On her first day, Priest plans to create a work plan for her next year or two as poet laureate. She has a grant writing background, so laying out her objectives and desired outcomes is something she’s used to.

“I’ll probably do that initially around the things that I have proposed,” Priest said. “First I want to be able to connect to tribal communities and do readings and workshops in those communities.”

When people have found out that she is a poet, Priest said, they often have something they want to share. Writing can be an isolating art, and fostering connection is important to her.

“It’s not a team sport, so we don’t really have those same opportunities,” Priest said. “I want to be able to create those opportunities in tribal communities across the state. I think that would be a lot of fun.”

She also hopes to create poetry as monuments in state parks across Washington. She has seen poetry placards at parks before and wants to grow that idea in order to help visitors connect with the park and the people who have been there before.

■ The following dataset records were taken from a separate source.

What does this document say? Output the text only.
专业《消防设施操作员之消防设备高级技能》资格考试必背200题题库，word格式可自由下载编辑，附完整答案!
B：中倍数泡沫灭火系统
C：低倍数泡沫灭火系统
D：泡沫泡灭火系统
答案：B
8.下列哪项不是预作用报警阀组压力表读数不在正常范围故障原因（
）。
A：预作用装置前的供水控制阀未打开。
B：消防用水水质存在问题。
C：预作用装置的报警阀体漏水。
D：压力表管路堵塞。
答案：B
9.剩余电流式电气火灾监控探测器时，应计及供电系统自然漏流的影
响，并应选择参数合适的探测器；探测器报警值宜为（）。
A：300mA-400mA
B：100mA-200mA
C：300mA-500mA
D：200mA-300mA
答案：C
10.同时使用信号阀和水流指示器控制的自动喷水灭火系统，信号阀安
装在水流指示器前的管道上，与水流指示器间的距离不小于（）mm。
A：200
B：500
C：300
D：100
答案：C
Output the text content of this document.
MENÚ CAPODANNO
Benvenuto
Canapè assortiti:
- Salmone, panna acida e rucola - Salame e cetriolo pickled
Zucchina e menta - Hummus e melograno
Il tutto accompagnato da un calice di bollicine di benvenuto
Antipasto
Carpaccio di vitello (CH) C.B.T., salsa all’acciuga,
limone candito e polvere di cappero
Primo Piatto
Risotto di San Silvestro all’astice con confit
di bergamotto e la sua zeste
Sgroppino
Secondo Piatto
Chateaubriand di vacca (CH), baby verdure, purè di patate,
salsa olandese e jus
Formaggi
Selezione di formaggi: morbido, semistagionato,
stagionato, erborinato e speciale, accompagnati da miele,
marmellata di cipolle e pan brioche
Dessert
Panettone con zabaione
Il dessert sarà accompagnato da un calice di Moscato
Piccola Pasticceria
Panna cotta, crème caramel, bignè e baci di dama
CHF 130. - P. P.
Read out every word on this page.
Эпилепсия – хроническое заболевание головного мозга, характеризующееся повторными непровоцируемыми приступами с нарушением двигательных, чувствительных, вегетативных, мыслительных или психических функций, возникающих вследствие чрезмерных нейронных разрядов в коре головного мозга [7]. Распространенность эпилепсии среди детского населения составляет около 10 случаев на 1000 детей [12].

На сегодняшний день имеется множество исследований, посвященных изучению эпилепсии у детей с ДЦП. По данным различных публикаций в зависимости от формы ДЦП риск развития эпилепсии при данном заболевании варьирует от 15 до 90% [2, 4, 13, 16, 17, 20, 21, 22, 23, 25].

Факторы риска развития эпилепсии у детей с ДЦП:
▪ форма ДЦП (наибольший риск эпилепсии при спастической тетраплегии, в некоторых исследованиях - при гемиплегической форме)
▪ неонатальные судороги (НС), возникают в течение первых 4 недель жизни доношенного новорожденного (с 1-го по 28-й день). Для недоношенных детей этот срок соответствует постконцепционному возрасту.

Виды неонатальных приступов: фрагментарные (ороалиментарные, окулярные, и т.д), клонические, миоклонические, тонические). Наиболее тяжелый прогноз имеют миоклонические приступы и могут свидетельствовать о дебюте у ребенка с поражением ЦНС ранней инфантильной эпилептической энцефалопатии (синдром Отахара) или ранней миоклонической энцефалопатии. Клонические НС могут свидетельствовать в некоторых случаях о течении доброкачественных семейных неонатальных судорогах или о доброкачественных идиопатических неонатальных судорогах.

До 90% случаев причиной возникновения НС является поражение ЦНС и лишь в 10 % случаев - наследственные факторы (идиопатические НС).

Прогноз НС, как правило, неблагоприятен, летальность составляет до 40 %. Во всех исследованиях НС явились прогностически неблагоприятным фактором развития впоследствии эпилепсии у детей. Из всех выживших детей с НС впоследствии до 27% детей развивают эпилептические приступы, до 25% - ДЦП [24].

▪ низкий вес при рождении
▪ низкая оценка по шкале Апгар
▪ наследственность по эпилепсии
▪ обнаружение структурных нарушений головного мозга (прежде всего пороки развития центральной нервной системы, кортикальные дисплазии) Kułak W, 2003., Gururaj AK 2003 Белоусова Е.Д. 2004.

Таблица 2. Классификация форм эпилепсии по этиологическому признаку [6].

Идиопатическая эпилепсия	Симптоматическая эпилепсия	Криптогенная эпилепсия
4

Priest first came up with this idea after she returned home from New York. She was driving across Highway 20 in the North Cascades and followed a road up through dizzying switchbacks.

“The view was so gorgeous and there was a poem right there at the lookout,” Priest said. “It was a William Stafford poem and I remember reading it and just kind of feeling so connected to just the beauty of the place and also to that poem. What a special way to have a connection to place and to our humanness and our humanity and nature!”

Priest said she loves to write poetry that celebrates sound and making her poetry sonically pleasing for people listening to it. By making the language fun to read and listen to, a connection is drawn between the poet, the poetry and the person listening or reading.

Her favorite part of writing poetry is the sense of discovery that comes with it.

“You sit down and sometimes you just have to wait, sometimes for a long time,” Priest said. “Then you put a word down and then the next word comes and then the next thing, you just kind of follow from one thing to another and then you have a poem. It’s exciting to see what shakes out. It’s almost like channeling.”